Forgive the lack of humility in using this forum to announce that I am officially representing Canada on the International Public Relations Association (IPRA) Council for a two-year term beginning this week. Founded in 1955, the mission of the IPRA is "to be the world's most relevant, resourceful and influential professional association for senior international public relations executives."
This is taken from the news release that was sent out announcing the election:
"As the Canadian representative, Mr. Neil will be responsible for helping to develop and promote the IPRA in Canada, develop local activities and services, and continue to build thought leadership around developing issues and areas relevant to the practice of public relations. He is. . . 'especially keen to become involved in the new IPRA president's focus on corporate diplomacy'."
In North America, in the cocktail that is the initials of public relations associations (IABC, CPRS, IPR, IMC, PRSA, etc.), the IPRA is probably the least well-known. But what has impressed me enough to become more active in the organization's governance is the extent to which professionals from outside North America and the U.K. are involved. The IPRA Summit attracts public relations practitioners from 30-40 countries.

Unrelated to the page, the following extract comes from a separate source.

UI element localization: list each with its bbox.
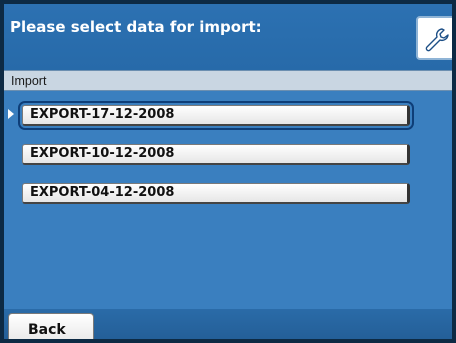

The diversity of experiences and views represented can't help but add something to my counsel to international clients who are dealing with a multiplicity of cultures and histories. I have learned, for example, to temper my passionate evangelism for social media strategies internationally, especially social networks, with the knowledge that some cultures are less comfortable with this type of highly personal -- or indeed public -- individual communication.
I hope I can help IPRA become better known in North America and contribute to its thought leadership. But I have no doubt I will learn a lot from participating.